Recensione di Patrizia Debicke
Tradotto da Bruno Arpaia
Un thriller intrigante in cui ritroviamo gran parte dei personaggi di Terra Alta e Indipendenza.
Ispirato dal “mosso d’esquadra” che nel 2017 eliminò i terroristi di Cambrils, Javier Cercas ha creato Terra Alta (2019) e il suo personaggio, Melchor Marín poliziotto. Marin , figlio di una prostituta assassinata, con un passato da galeotto, dal quale si è redento soprattutto in virtù del suo padrino e avvocato (forse suo padre?), impenitente grande lettore di romanzi classici (innamorato soprattutto de “I miserabili” di Víctor Hugo), intelligente e veloce nel suo lavoro, dopo aver perso la moglie Olga per una sadica vendetta nei suoi confronti, è rimasto solo con la figlia Cosette (stesso nome della figlia adottiva di Jean Valjean ), allora una bambina di tre anni.
Il castello di Barbablù, terzo capitolo della saga ambientato nel 2035 e dunque in un fantascientifico futuro, fa tornare in scena Mechor Marin che, dopo avere vinto un concorso pubblico ha lasciato la divisa e il suo incarico nella squadra pubblica (mosso d’esquadra) per riciclarsi in bibliotecario a Gandesa in Terra Alta,dove vive con la figlia Cosette ora diciassettenne . Ma i rapporti tra loro, prima idilliaci, sono diventati tesi dal momento che l’adolescente , dopo aver scoperta da sola come e perché è morta sua madre, non riesce a perdonare al padre di averle taciuto per quattordici anni la verità. Per debolezza o inconscio senso di colpa, Melchor infatti non le ha mai confidato che è stata uccisa per la sua testardaggine nel braccare i colpevoli durante la famosa indagine che aveva visto implicato il peggior marciume dell’elite catalana.

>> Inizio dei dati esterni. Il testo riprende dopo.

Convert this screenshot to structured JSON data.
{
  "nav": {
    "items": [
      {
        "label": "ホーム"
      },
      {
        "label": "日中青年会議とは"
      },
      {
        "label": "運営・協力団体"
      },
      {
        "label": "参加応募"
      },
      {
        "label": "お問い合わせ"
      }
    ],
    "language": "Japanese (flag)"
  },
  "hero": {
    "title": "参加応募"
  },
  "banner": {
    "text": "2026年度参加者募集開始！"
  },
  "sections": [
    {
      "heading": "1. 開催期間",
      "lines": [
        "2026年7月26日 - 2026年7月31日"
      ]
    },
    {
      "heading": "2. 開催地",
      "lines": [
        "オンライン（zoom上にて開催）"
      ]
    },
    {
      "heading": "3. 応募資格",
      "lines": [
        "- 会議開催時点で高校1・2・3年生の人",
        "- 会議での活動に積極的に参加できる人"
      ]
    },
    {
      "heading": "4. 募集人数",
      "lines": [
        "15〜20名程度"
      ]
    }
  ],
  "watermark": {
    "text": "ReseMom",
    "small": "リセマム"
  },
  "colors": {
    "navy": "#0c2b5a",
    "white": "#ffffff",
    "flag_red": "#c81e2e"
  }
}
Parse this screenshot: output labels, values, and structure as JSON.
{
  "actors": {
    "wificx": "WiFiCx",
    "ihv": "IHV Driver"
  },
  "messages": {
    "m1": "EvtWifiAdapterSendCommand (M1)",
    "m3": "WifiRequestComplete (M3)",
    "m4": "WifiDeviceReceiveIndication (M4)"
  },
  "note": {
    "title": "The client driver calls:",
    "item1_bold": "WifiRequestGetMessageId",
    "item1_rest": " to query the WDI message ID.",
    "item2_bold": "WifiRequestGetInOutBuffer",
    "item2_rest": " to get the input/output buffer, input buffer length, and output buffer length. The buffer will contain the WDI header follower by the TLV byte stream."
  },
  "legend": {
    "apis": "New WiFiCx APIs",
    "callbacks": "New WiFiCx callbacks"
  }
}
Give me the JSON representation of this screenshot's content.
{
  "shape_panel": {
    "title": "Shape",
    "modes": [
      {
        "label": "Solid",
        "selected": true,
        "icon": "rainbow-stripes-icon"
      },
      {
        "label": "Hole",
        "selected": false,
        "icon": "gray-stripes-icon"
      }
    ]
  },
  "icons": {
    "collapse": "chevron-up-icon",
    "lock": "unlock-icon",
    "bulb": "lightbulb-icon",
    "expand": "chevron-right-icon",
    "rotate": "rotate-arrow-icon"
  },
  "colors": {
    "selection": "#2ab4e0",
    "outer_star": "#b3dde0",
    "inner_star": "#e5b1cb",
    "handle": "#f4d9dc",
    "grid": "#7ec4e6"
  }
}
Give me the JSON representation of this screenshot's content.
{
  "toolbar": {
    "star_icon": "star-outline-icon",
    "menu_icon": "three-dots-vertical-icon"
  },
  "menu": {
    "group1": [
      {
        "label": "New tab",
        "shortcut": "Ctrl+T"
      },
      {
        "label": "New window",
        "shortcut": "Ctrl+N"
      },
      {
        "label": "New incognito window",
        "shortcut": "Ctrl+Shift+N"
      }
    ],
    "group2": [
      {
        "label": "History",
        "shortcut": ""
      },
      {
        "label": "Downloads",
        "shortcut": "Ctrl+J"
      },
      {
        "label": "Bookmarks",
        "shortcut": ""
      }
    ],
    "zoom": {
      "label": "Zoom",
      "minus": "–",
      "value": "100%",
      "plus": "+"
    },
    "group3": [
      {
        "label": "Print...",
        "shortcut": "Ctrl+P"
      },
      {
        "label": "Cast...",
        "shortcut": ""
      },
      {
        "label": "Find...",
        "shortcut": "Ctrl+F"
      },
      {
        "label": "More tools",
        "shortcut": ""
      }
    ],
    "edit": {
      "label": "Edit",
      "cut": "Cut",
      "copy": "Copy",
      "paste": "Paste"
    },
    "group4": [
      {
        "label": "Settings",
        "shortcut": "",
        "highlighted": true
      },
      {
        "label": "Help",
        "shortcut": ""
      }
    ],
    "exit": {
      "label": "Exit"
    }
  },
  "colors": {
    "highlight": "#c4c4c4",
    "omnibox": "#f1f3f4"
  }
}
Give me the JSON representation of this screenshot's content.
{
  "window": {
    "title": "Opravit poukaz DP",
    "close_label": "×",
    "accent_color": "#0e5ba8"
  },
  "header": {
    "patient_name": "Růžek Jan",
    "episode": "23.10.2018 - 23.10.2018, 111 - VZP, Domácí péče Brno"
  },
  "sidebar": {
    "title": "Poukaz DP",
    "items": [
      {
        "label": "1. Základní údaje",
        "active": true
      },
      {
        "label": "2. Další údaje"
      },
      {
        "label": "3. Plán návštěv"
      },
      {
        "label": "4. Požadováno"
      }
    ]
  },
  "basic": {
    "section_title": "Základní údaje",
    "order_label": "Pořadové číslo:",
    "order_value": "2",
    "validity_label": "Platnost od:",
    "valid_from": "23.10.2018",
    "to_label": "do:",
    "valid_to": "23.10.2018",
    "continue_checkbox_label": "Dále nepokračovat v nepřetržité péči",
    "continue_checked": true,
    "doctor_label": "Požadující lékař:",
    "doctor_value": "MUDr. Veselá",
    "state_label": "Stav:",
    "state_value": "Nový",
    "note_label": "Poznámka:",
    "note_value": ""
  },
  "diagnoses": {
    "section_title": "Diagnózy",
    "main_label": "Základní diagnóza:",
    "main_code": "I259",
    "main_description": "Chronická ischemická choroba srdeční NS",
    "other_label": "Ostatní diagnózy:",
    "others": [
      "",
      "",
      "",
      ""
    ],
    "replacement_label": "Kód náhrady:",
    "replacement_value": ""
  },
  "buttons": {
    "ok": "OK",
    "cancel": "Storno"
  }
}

Amareggiata e confusa, da quel momento incerta anche se proseguire gli studi e andare all’università , Cosette partirà per una breve vacanza di riflessione a Maiorca con Elisa Climent, da anni la sua migliore amica. Ma mentre Elisa tornerà a Ganesa alla data prevista, Cosette si fermerà da sola sull’isola ancora per qualche giorno. Ciò nondimeno, dopo aver ricevuto dalla figlia uno stringato messaggio sul cellulare, Melchor Marin non riuscirà più a mettersi in contatto con lei.
Dopo le prime immediate ricerche telefoniche l’istinto di padre, ma soprattutto quello di ex poliziotto, gli suggerirà che la scomparsa della figlia non è legata a una futile ripicca. Anche se Cosette fosse stata arrabbiata con lui non l’avrebbe mai lasciato tanto a lungo senza chiamare o dargli notizie . E anche Elisa poi, l’amica, non l’ha più sentita. Il cellulare dell’adolescente risulta spento.